There has been difficulty in ensuring that some of the principles are followed. The third PFC principle — that staff are all responsible, accountable, and professionally challenged — has bumped headlong into a 1.8% unemployment rate in Sioux Falls. "It’s very hard to hire and keep staff, especially non-licensed personnel," Reisdorfer admits.

In addition, it is hard to ensure that the allocation of resources is appropriate — the ninth principle — based on traditional cost per unit of service equations. "We look at the number of full-time employees per admission rather than just at patient days," she says. "A patient might come at 5 p.m. and leave early the next day. That’s only one day, not the two that would be counted. We find it better to look at admissions."

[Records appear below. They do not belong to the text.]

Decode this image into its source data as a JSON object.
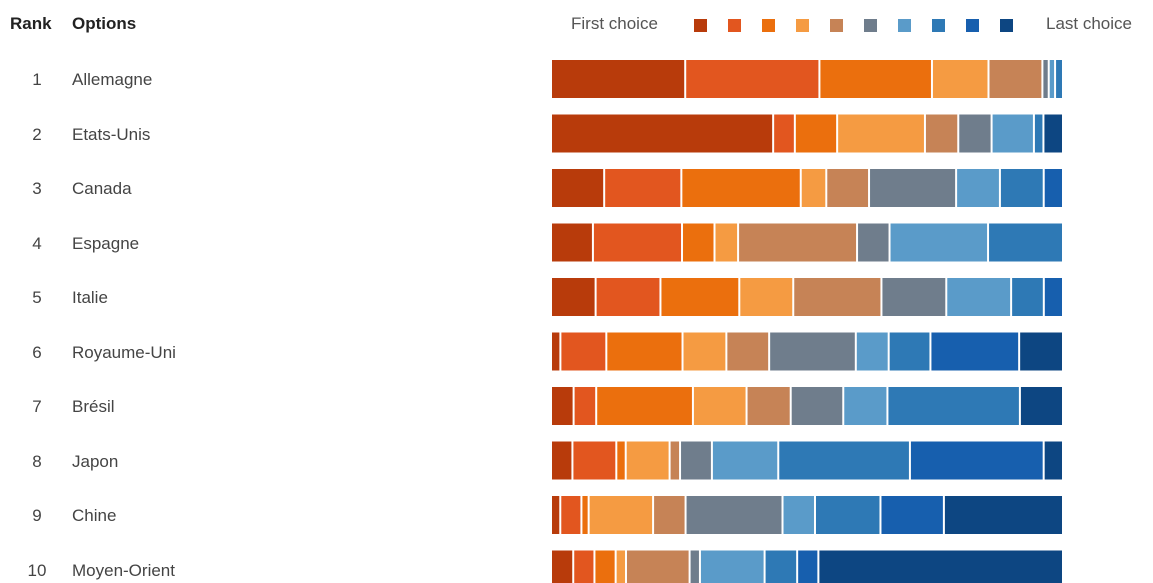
{
  "header": {
    "rank_label": "Rank",
    "options_label": "Options"
  },
  "legend": {
    "first_label": "First choice",
    "last_label": "Last choice"
  },
  "chart_data": {
    "type": "bar",
    "stacked": true,
    "orientation": "horizontal",
    "unit": "percent of respondents per rank position",
    "legend_placement": "top-right",
    "grid": false,
    "series_colors": [
      "#b83b0b",
      "#e2561f",
      "#eb6f0d",
      "#f59b42",
      "#c68356",
      "#6f7d8c",
      "#5a9bc9",
      "#2e79b5",
      "#175fae",
      "#0d4682"
    ],
    "rows": [
      {
        "rank": "1",
        "option": "Allemagne",
        "values": [
          25.4,
          25.4,
          21.3,
          10.7,
          10.2,
          1.2,
          1.2,
          1.5,
          0,
          0
        ]
      },
      {
        "rank": "2",
        "option": "Etats-Unis",
        "values": [
          42.0,
          4.1,
          8.0,
          16.6,
          6.3,
          6.3,
          8.0,
          1.8,
          0,
          3.7
        ]
      },
      {
        "rank": "3",
        "option": "Canada",
        "values": [
          10.2,
          14.8,
          22.9,
          4.9,
          8.2,
          16.7,
          8.4,
          8.4,
          3.7,
          0
        ]
      },
      {
        "rank": "4",
        "option": "Espagne",
        "values": [
          8.0,
          17.0,
          6.2,
          4.5,
          22.7,
          6.2,
          18.8,
          14.3,
          0,
          0
        ]
      },
      {
        "rank": "5",
        "option": "Italie",
        "values": [
          8.6,
          12.5,
          15.2,
          10.4,
          17.0,
          12.5,
          12.5,
          6.3,
          3.7,
          0
        ]
      },
      {
        "rank": "6",
        "option": "Royaume-Uni",
        "values": [
          1.8,
          8.8,
          14.6,
          8.4,
          8.2,
          16.6,
          6.3,
          8.0,
          17.0,
          8.4
        ]
      },
      {
        "rank": "7",
        "option": "Brésil",
        "values": [
          4.3,
          4.3,
          18.4,
          10.2,
          8.4,
          10.0,
          8.4,
          25.2,
          0,
          8.2
        ]
      },
      {
        "rank": "8",
        "option": "Japon",
        "values": [
          4.1,
          8.4,
          1.8,
          8.4,
          2.0,
          6.1,
          12.7,
          25.2,
          25.6,
          3.7
        ]
      },
      {
        "rank": "9",
        "option": "Chine",
        "values": [
          1.8,
          4.1,
          1.4,
          12.5,
          6.3,
          18.8,
          6.3,
          12.7,
          12.3,
          23.1
        ]
      },
      {
        "rank": "10",
        "option": "Moyen-Orient",
        "values": [
          4.3,
          4.1,
          4.1,
          2.0,
          12.3,
          2.0,
          12.5,
          6.3,
          4.1,
          47.3
        ]
      }
    ]
  }
}
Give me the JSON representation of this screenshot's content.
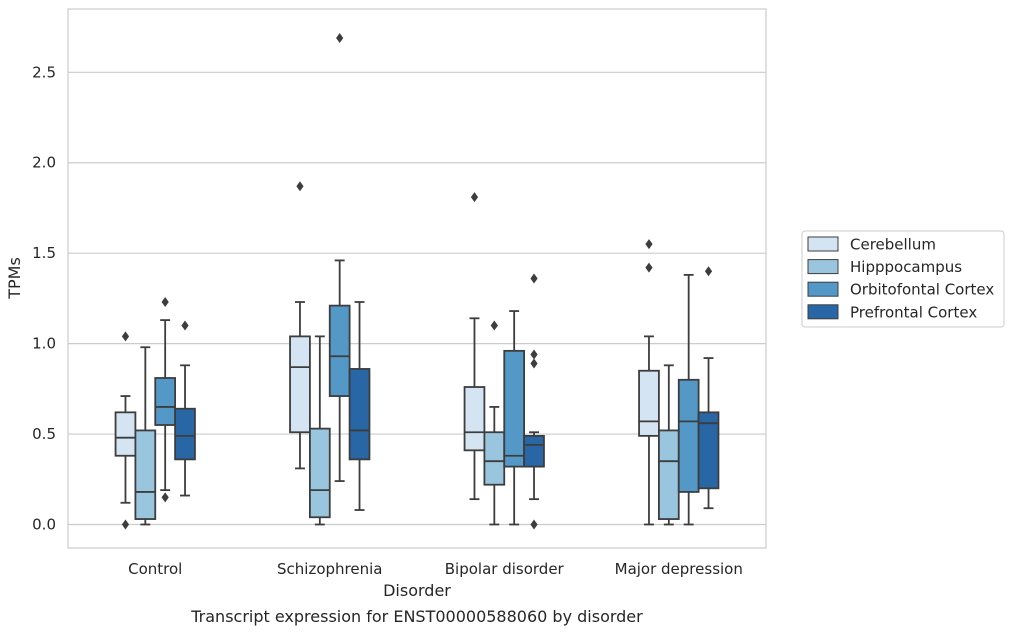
{
  "chart_data": {
    "type": "box",
    "title": "",
    "caption": "Transcript expression for ENST00000588060 by disorder",
    "xlabel": "Disorder",
    "ylabel": "TPMs",
    "ylim": [
      -0.13,
      2.85
    ],
    "yticks": [
      0.0,
      0.5,
      1.0,
      1.5,
      2.0,
      2.5
    ],
    "ytick_labels": [
      "0.0",
      "0.5",
      "1.0",
      "1.5",
      "2.0",
      "2.5"
    ],
    "grid": "horizontal",
    "legend_position": "right",
    "categories": [
      "Control",
      "Schizophrenia",
      "Bipolar disorder",
      "Major depression"
    ],
    "series": [
      {
        "name": "Cerebellum",
        "color": "#d4e4f3",
        "boxes": [
          {
            "whislo": 0.12,
            "q1": 0.38,
            "med": 0.48,
            "q3": 0.62,
            "whishi": 0.71,
            "fliers": [
              1.04,
              0.0
            ]
          },
          {
            "whislo": 0.31,
            "q1": 0.51,
            "med": 0.87,
            "q3": 1.04,
            "whishi": 1.23,
            "fliers": [
              1.87
            ]
          },
          {
            "whislo": 0.14,
            "q1": 0.41,
            "med": 0.51,
            "q3": 0.76,
            "whishi": 1.14,
            "fliers": [
              1.81
            ]
          },
          {
            "whislo": 0.0,
            "q1": 0.49,
            "med": 0.57,
            "q3": 0.85,
            "whishi": 1.04,
            "fliers": [
              1.55,
              1.42
            ]
          }
        ]
      },
      {
        "name": "Hipppocampus",
        "color": "#9ac5df",
        "boxes": [
          {
            "whislo": 0.0,
            "q1": 0.03,
            "med": 0.18,
            "q3": 0.52,
            "whishi": 0.98,
            "fliers": []
          },
          {
            "whislo": 0.0,
            "q1": 0.04,
            "med": 0.19,
            "q3": 0.53,
            "whishi": 1.04,
            "fliers": []
          },
          {
            "whislo": 0.0,
            "q1": 0.22,
            "med": 0.35,
            "q3": 0.51,
            "whishi": 0.65,
            "fliers": [
              1.1
            ]
          },
          {
            "whislo": 0.0,
            "q1": 0.03,
            "med": 0.35,
            "q3": 0.52,
            "whishi": 0.88,
            "fliers": []
          }
        ]
      },
      {
        "name": "Orbitofontal Cortex",
        "color": "#5398c6",
        "boxes": [
          {
            "whislo": 0.19,
            "q1": 0.55,
            "med": 0.65,
            "q3": 0.81,
            "whishi": 1.13,
            "fliers": [
              1.23,
              0.15
            ]
          },
          {
            "whislo": 0.24,
            "q1": 0.71,
            "med": 0.93,
            "q3": 1.21,
            "whishi": 1.46,
            "fliers": [
              2.69
            ]
          },
          {
            "whislo": 0.0,
            "q1": 0.32,
            "med": 0.38,
            "q3": 0.96,
            "whishi": 1.18,
            "fliers": []
          },
          {
            "whislo": 0.0,
            "q1": 0.18,
            "med": 0.57,
            "q3": 0.8,
            "whishi": 1.38,
            "fliers": []
          }
        ]
      },
      {
        "name": "Prefrontal Cortex",
        "color": "#2866a5",
        "boxes": [
          {
            "whislo": 0.16,
            "q1": 0.36,
            "med": 0.49,
            "q3": 0.64,
            "whishi": 0.88,
            "fliers": [
              1.1
            ]
          },
          {
            "whislo": 0.08,
            "q1": 0.36,
            "med": 0.52,
            "q3": 0.86,
            "whishi": 1.23,
            "fliers": []
          },
          {
            "whislo": 0.14,
            "q1": 0.32,
            "med": 0.44,
            "q3": 0.49,
            "whishi": 0.51,
            "fliers": [
              1.36,
              0.94,
              0.89,
              0.0
            ]
          },
          {
            "whislo": 0.09,
            "q1": 0.2,
            "med": 0.56,
            "q3": 0.62,
            "whishi": 0.92,
            "fliers": [
              1.4
            ]
          }
        ]
      }
    ]
  }
}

Some physicians remain difficult to please. "They liked the status quo," says Reisdorfer. "They would prefer an all-RN staff, but that’s not realistic." Many complain that since central nurses’ stations were eliminated, they can’t find nurses easily. "But we all have phones, and the lack of stations means that the nurses are with the patients more. It also cuts down on chitchat."

Some nursing staff were also slow to come on board. "They have had to endure change after change, and are disillusioned with it in general," she says.

By keeping staff informed — through unit and hospital newsletters and e-mail, and every unit and committee meeting — and getting them actively involved in the change process, Reisdorfer has been able to limit some of the ill feelings. "Even then, it takes time. I had one nurse wait two years before she admitted she liked the changes," she says.

In the beginning, she adds, it’s important to let people vent their fears. "We had a lot of general sessions where people could question us. We held FYI meetings so that everyone in the hospital knew what was going on."

Reisdorfer says there are three words that will ensure a PFC program’s success: "Involvement, involvement, involvement."

She says letting people know that changes are coming as soon as you know they are imminent can alleviate some of the fear change always brings. Getting all staff involved in the process, she says — from helping to redesign roles, coming up with job descriptions, and developing evaluation parameters — was instrumental in making her project fly.

It’s also important to have savvy administrators who understand that change will occur in everything from reporting relationships to financial accounts. "When you have a PFC unit, you take on some of the housekeeping budget or the phlebotomy budget," Reisdorfer says. "How can you compare that to other hospitals where those budgets are separate? You end up having a lot of notations in your accounts; and there is more than just the unit staff involved. You cross borders. You might have quality checks for housekeeping done by your environmental staff."

The goal should be to delight the patient. "PFC should mean that the staff have many different roles and more responsibilities so that patients feel a closer sense of caring. The unit staff should be there more than other outside staff," she says.

Reisdorfer continues to study the impact the PFC units have. Currently, she is concentrating on educational and retraining needs for staff, and the hospital has forged links with an area technical college to offer a phlebotomy technician program and a health unit coordinator technician program.